The author's connections had gotten Joseph as good representation as he could have, and allowed her to investigate his death as documented in the memoir. So it was a more investigation than, perhaps, most memoirs which at minimum might need to verify an almost forgotten name or location, and should almost always try to untangle the memories that have been woven into a narrative that may distort them.

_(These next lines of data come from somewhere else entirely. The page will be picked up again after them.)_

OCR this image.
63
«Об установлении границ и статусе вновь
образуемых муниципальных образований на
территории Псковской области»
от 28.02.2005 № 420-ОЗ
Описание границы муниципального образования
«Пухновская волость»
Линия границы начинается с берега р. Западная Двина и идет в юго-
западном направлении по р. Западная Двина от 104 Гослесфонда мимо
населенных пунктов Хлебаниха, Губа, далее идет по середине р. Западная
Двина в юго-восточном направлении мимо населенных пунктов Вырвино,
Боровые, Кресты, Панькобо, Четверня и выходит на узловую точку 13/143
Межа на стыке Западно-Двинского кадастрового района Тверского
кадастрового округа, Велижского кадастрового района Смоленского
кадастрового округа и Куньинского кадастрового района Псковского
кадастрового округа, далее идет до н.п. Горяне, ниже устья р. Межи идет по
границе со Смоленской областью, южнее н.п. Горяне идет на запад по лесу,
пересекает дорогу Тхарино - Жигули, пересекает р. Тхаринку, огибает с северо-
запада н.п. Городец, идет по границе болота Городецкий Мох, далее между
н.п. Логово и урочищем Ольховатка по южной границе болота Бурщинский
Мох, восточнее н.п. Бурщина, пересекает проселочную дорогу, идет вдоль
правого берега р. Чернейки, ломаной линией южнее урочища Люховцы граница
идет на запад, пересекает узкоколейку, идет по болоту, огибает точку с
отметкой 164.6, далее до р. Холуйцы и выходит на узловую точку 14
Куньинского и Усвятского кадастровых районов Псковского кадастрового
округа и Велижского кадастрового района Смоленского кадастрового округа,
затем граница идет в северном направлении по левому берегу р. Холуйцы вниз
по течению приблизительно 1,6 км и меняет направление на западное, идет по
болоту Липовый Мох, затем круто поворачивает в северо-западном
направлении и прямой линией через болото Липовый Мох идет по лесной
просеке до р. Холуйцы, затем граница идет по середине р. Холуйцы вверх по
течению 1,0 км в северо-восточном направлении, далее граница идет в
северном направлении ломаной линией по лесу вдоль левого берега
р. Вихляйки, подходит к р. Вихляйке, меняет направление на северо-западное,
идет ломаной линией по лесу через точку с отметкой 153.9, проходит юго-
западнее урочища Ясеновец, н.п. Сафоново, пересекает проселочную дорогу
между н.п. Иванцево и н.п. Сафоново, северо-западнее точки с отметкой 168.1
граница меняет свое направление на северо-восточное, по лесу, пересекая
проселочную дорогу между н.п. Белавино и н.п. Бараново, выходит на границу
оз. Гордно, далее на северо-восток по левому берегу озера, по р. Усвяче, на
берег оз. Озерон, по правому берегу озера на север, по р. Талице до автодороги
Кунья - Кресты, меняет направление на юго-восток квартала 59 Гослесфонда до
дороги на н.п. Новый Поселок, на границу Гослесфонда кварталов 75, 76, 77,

The story of growing up in Haiti and coming to America would by itself have been fascinating. Likewise the story alone of Joseph Dantica's brutal treatment by US immigration services. Woven together, even more.
5 of /5 stars
On Pause
Chris Miller has written Chip War expired before I could finish it and since I'm oversubscribed on holds (thanks to books I've recommended being purchased), I'll have to wait to put it back on hold, or push something of the hold list. I think it will hold up in memory enough to handle a bit of a pause.
Started
The Wager David Grann writes of the voyage, mutiny, and survival of the ship
"Wager" trying to disentagle the various incompatible accounts by survivors.
The Old Drift Namwali
Serpell's novel named for a stretch of calm water where boats may be drifted from one bank to another near
Victoria Falls. It begins there, narrated by an unlikable character sprinkling the n-word around and recounting
his funny story of how he accidentally shot one of the local boys. Then the scene moves to Italy and a girl whose
body is covered with thick and fast growing hair.
In conclusion
Two excellent books completed. Still getting into The Old Drift but The Wager is pretty compelling from the start.